The container solution, Patio is a true dwarf determinate variety that tops out around 18 to 24 inches, making it one of the few tomatoes that actually thrives in a pot on a balcony or small patio. Fruit is medium-cherry sized and production is modest but steady for the plant’s size.

15. Green Zebra

The one for tomato skeptics, Green Zebra stays green and yellow-striped even when ripe, with a tart, zingy flavor closer to a tomatillo than a typical tomato. It’s a fun conversation piece in a mixed heirloom planting and a good option for anyone who finds standard red tomatoes too sweet or mild.

Fifteen strong options is a lot to choose from, so here’s the shortcut for narrowing it down fast.

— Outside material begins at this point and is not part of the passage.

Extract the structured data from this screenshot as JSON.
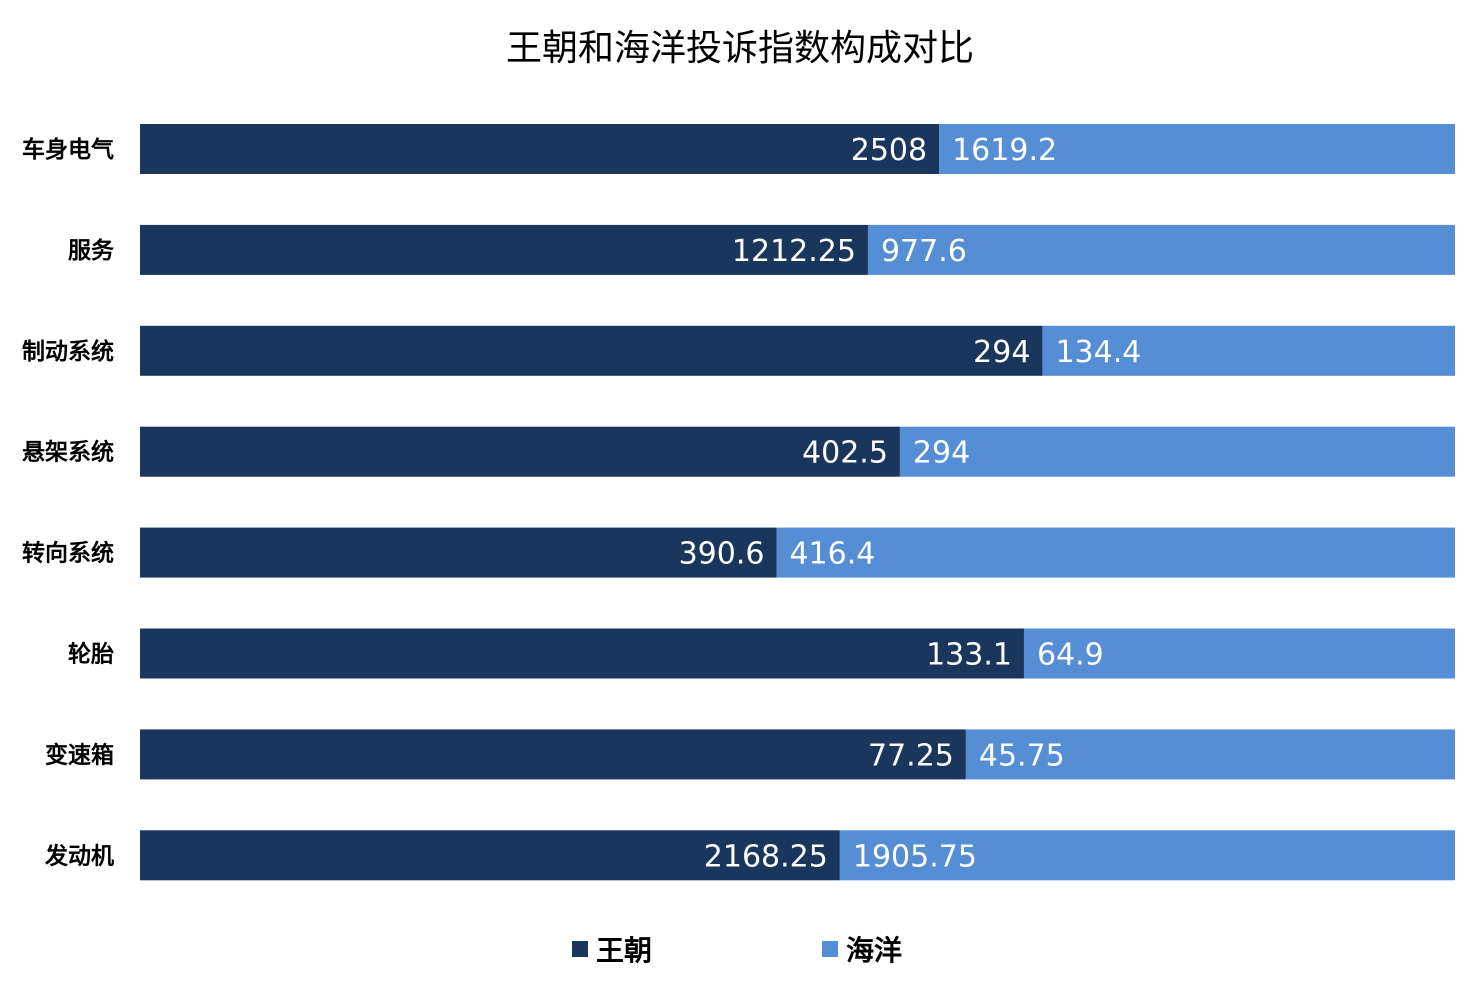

How to Choose the Right One

  • Check your space first: containers and small beds want determinate or dwarf types like Patio or Roma, while open ground with room to stake or cage suits indeterminate types like Sun Gold or Brandywine.
  • Match your season length: short or cool summers do better with fast varieties like Early Girl, while long, hot seasons can support slower heirlooms like Brandywine or German Johnson.
  • Decide the purpose before you buy seed: sandwiches and slicing need beefsteak types, canning and sauce need paste types, and salads or snacking need cherry types.
  • Be honest about your care appetite: heirlooms reward attention with better flavor but crack, split, and catch disease more easily than disease-resistant hybrids like Celebrity or Big Beef.
  • Plant more than one type: a slicer, a paste, and a cherry variety together cover nearly every use without overloading you with one kind of tomato at once.

Fifteen good tomatoes will always beat one great one you planted for the wrong reason. Pick two or three that match your space and your kitchen, and let the rest wait for next season.